Well you’re in luck, I wrote a simple-ish script for that. (You’ll probably also want to see the accompanying stylesheet too.) And it doesn’t even require that you use Publ – it should work with any CMS, static or dynamic. The only requirement is that you use either webmention.io or something that has a similar enough retrieval API.

I wrote more about it on my blog, where you can also see it in use. For now, I’m just going to use the sample site repository to manage it (and issues against it).

It’s MIT-licensed, so feel free to use it wherever and however you want and to modify it for your needs. I might improve it down the road but for now it’s mostly just a quick itch-scratching hack that does things the way I want it to.

Pushl v0.1.3, and a FeedOnFeeds update!

Posted Wednesday, November 28 at 1:18 AM (5 years ago)

I just released Pushl v0.1.3, which adds some minor performance optimizations and a bug fix.

Originally I was hoping to have a major performance optimization, in the form of having rewritten Pushl from thread-per-connection to async operation, but unfortunately I ran into a bunch of problems with it. Mostly that I was running into a “too many open files” error and I couldn’t figure out what was causing a descriptor leak. I have the work-in-progress branch online if anyone wants to take a look at it.

Anyway, the reason I went down this route is because I added WebSub subscriber support to my fork of Feed-On-Feeds, which makes it so that WebSub-enabled RSS and Atom feeds will push their updates to your reader instead of having to wait for a polling interval.

You can read more about some of my other thoughts on a blog entry that quickly devolves into a rant, if you’re so inclined.

Pushl 0.1.0 released

Posted Wednesday, October 10 at 10:41 PM (6 years ago)

I’ve gotten Pushl to the point that I’m confident in releasing it as a full alpha and having a cron job run it every 15 minutes. Whew.

I’ve also added some h-entry markup to the Publ site templates so that hopefully the notifications appear at least somewhat reasonably elsewhere.
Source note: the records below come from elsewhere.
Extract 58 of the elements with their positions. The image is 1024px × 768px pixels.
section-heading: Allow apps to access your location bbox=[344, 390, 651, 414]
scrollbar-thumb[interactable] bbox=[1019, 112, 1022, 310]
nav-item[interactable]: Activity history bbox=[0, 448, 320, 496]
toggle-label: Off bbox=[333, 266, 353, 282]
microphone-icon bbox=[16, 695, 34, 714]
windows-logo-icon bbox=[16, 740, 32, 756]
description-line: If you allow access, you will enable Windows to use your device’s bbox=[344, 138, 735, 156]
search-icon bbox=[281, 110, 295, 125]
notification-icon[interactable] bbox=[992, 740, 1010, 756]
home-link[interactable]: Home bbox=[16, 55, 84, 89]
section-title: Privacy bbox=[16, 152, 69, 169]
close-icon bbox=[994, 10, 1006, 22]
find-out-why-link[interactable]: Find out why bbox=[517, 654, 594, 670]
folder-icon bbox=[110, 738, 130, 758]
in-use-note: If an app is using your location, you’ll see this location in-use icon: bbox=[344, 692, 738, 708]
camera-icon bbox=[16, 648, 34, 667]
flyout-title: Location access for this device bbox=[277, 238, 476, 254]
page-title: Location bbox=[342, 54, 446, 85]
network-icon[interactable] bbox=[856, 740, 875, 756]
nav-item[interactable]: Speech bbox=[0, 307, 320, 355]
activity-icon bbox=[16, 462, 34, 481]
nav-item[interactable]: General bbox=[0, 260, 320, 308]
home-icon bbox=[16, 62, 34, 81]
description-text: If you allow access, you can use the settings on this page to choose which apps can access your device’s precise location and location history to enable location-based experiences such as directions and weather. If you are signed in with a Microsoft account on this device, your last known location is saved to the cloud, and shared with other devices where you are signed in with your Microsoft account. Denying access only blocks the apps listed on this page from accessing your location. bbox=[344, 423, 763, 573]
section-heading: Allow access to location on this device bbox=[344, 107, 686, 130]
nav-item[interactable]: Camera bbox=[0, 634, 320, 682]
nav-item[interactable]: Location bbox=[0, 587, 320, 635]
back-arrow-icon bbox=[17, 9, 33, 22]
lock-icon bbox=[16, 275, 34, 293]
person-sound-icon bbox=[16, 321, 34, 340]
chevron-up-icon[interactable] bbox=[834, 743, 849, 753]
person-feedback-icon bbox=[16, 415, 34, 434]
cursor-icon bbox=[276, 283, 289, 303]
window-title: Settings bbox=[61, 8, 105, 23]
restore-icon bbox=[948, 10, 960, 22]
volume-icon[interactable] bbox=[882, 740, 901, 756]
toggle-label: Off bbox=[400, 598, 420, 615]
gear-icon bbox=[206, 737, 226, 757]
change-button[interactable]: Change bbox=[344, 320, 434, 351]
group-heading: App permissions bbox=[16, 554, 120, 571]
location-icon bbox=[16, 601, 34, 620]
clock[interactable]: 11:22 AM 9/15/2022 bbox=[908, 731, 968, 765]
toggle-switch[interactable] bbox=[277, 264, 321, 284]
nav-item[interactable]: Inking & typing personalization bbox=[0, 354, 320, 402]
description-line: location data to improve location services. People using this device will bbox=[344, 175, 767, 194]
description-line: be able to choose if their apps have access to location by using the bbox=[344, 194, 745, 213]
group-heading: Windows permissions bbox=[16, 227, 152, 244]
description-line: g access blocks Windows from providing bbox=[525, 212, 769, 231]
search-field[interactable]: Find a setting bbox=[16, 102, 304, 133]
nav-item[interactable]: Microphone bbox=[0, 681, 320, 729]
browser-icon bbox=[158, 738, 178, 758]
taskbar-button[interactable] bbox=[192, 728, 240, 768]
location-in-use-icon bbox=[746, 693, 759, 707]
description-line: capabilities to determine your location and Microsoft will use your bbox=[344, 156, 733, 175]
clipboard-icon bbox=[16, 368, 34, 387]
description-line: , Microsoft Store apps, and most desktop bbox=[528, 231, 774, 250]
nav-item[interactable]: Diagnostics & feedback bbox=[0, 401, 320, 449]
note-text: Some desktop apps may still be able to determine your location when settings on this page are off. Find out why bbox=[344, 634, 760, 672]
I really need to redo these site templates now that I have a better idea of how they go together. Also the quickstart guide could be a lot better.

Pushl 0.0.1 released

Posted Monday, October 8 at 11:53 PM (6 years ago)

I finally got around to releasing a very rough prototype of Pushl to pypi. It only sends out WebSub notifications for now (does anyone even use those?), but I’ll work on actually implementing WebMention soon.

Also, recently someone pointed out to me fed.brid.gy which makes it easy to turn a static site into an ActivityPub source. At some point I’ll experiment with setting up Publ for this; it looks like it’s just a matter of adding a couple of additional route rules to Publ, so that will probably go into an advanced configuration guide if I ever get around to making such a thing. (Or it could actually be added to Publ directly but there isn’t much of a reason for that, IMO.)